2025-10-02
2025-10-02

For years I’ve used InfluxDB as my main database for logging all kinds of time-based data. It’s reliable, lightweight, and well-suited for storing metrics or events. One of the more personal data streams I collect is my own location history, captured through OwnTracks on Android. The app continuously sends geo-coordinates to my server, where they’re stored in InfluxDB.

Until now, my usage was simple: I would pull up a map view of a single day or a couple of weeks and see where I had been. It was more about having a “quantified self” archive than about running complex analysis. Recently, though, I started asking: what’s possible if I treat this data more seriously?


Setting up Geo-Temporal Data in InfluxDB

OwnTracks logs latitude/longitude points every few minutes. In my case:

  • Around 91,000 points per year (every 6 minutes).
  • A single day of data is easy to visualize, but over longer time spans, performance matters.
  • I wanted to test whether InfluxDB’s S2 index could make queries faster when filtering spatially. Thanks Matthias for the hint :)

The S2 index is a way of mapping latitude/longitude coordinates onto a hierarchical cell system that’s easier to query than raw floats. Instead of searching through raw coordinates, InfluxDB can quickly filter based on cell IDs.


Performance Benchmark

I compared two setups:

  • With s2_cell_id present: data stored with precomputed S2 cell IDs.
  • On the fly: InfluxDB computes S2 cells during query time.

Dataset: one year of data (~91k points).
Typical filter returned ~2,300 points (≈2.5%).

Results

Query type With S2 index On the fly
Raw data (wide form) 7.18s 13.1s
Filter @ level 10 7.49s 20.48s
Filter @ level 11 8.28s 21.37s
Filter @ level 12 11.16s 24.05s

Observations

  • Even with S2 indexing, base query cost dominates: fetching raw data is the main bottleneck.
  • The index does help: filtering is roughly 2–3× faster compared to on-the-fly calculations.
  • Increasing resolution (higher S2 levels) increases query time, so there’s a trade-off between spatial precision and performance.

A Short Note on S2 Geometry

S2 is a geometry library originally developed at Google.
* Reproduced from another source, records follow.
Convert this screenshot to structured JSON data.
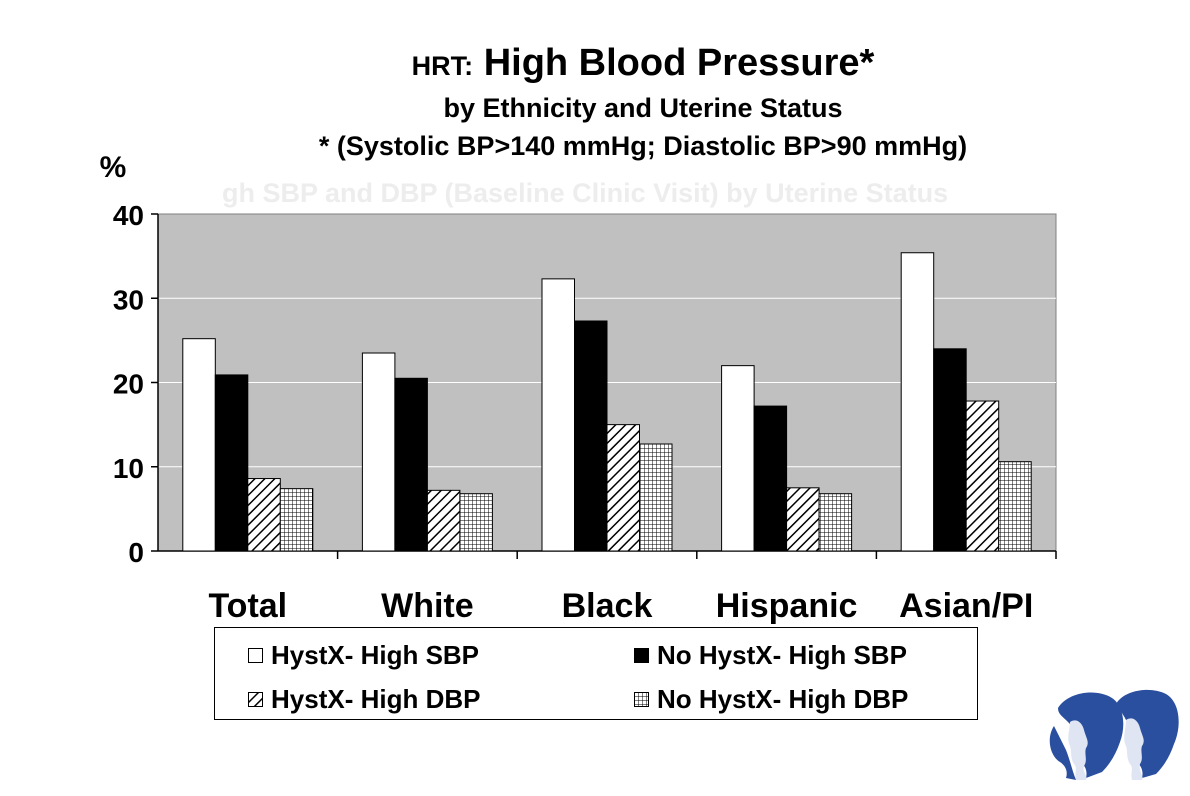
{
  "title": {
    "prefix": "HRT:",
    "main": "High Blood Pressure*",
    "line2": "by Ethnicity and Uterine Status",
    "line3": "* (Systolic BP>140 mmHg; Diastolic BP>90 mmHg)"
  },
  "watermark_text": "gh SBP and DBP (Baseline Clinic Visit) by Uterine Status",
  "chart_data": {
    "type": "bar",
    "ylabel": "%",
    "ylim": [
      0,
      40
    ],
    "yticks": [
      "0",
      "10",
      "20",
      "30",
      "40"
    ],
    "grid": true,
    "plot_background": "#c0c0c0",
    "legend_position": "bottom",
    "categories": [
      "Total",
      "White",
      "Black",
      "Hispanic",
      "Asian/PI"
    ],
    "series": [
      {
        "name": "HystX- High SBP",
        "pattern": "solid-white",
        "values": [
          25.2,
          23.5,
          32.3,
          22.0,
          35.4
        ]
      },
      {
        "name": "No HystX- High SBP",
        "pattern": "solid-black",
        "values": [
          20.9,
          20.5,
          27.3,
          17.2,
          24.0
        ]
      },
      {
        "name": "HystX- High DBP",
        "pattern": "diagonal-hatch",
        "values": [
          8.6,
          7.2,
          15.0,
          7.5,
          17.8
        ]
      },
      {
        "name": "No HystX- High DBP",
        "pattern": "grid-hatch",
        "values": [
          7.4,
          6.8,
          12.7,
          6.8,
          10.6
        ]
      }
    ]
  },
  "logo_icon": "two-profile-heads-logo",
  "colors": {
    "plot_bg": "#c0c0c0",
    "logo_blue": "#2a4f9e"
  }
}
Its core idea is to represent the Earth’s surface by projecting it onto the faces of a cube, which is then subdivided recursively into cells by using Hilbert curves. S2 Geometry

  • Each S2 cell is identified by a unique integer ID.
  • Cells can be subdivided hierarchically, so you can choose different levels of resolution (coarse regions vs. fine-grained areas).
  • This makes spatial queries (like “points within this area”) much faster than comparing raw lat/long values.

In short: S2 turns messy geo data into something databases can index efficiently.


And now

So far, my experiments confirm that S2 indexing is useful for speeding up geo-temporal queries in InfluxDB, but the raw data size and query design still matter a lot.
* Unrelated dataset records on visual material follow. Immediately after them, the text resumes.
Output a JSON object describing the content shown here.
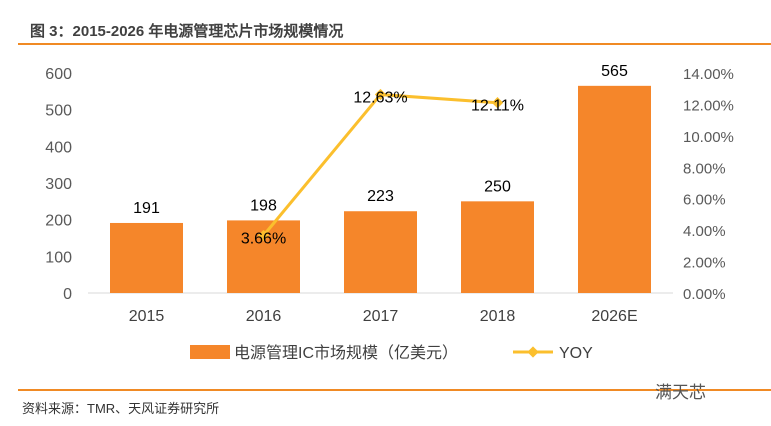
{
  "title": "图 3：2015-2026 年电源管理芯片市场规模情况",
  "source": "资料来源：TMR、天风证券研究所",
  "watermark": "满天芯",
  "colors": {
    "bar": "#F5862A",
    "line": "#FBBF2D",
    "rule": "#F08A24"
  },
  "chart_data": {
    "type": "bar+line",
    "categories": [
      "2015",
      "2016",
      "2017",
      "2018",
      "2026E"
    ],
    "series": [
      {
        "name": "电源管理IC市场规模（亿美元）",
        "type": "bar",
        "axis": "left",
        "values": [
          191,
          198,
          223,
          250,
          565
        ],
        "labels": [
          "191",
          "198",
          "223",
          "250",
          "565"
        ]
      },
      {
        "name": "YOY",
        "type": "line",
        "axis": "right",
        "values": [
          null,
          3.66,
          12.63,
          12.11,
          null
        ],
        "labels": [
          "",
          "3.66%",
          "12.63%",
          "12.11%",
          ""
        ]
      }
    ],
    "ylim": [
      0,
      600
    ],
    "yticks": [
      "0",
      "100",
      "200",
      "300",
      "400",
      "500",
      "600"
    ],
    "y2lim": [
      0,
      14
    ],
    "y2ticks": [
      "0.00%",
      "2.00%",
      "4.00%",
      "6.00%",
      "8.00%",
      "10.00%",
      "12.00%",
      "14.00%"
    ],
    "legend": "bottom",
    "grid": false
  }
}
For my personal use case — reviewing trips, walks, and places I’ve been — the current performance is good enough. But this exploration opens doors:

  • Building aggregate views (e.g. heatmaps of most-visited areas).
  • Running long-term analyses (seasonal mobility, time spent in places).
  • Integrating with visualization tools beyond simple day-by-day maps.

InfluxDB, OwnTracks, and S2 indexing give me an okayish base. The next step is to think less like a log collector and more like a geospatial analyst. Well the last sentence I would not have written myself. Otherwise I am good creating the blog post with the help of ChatGPT.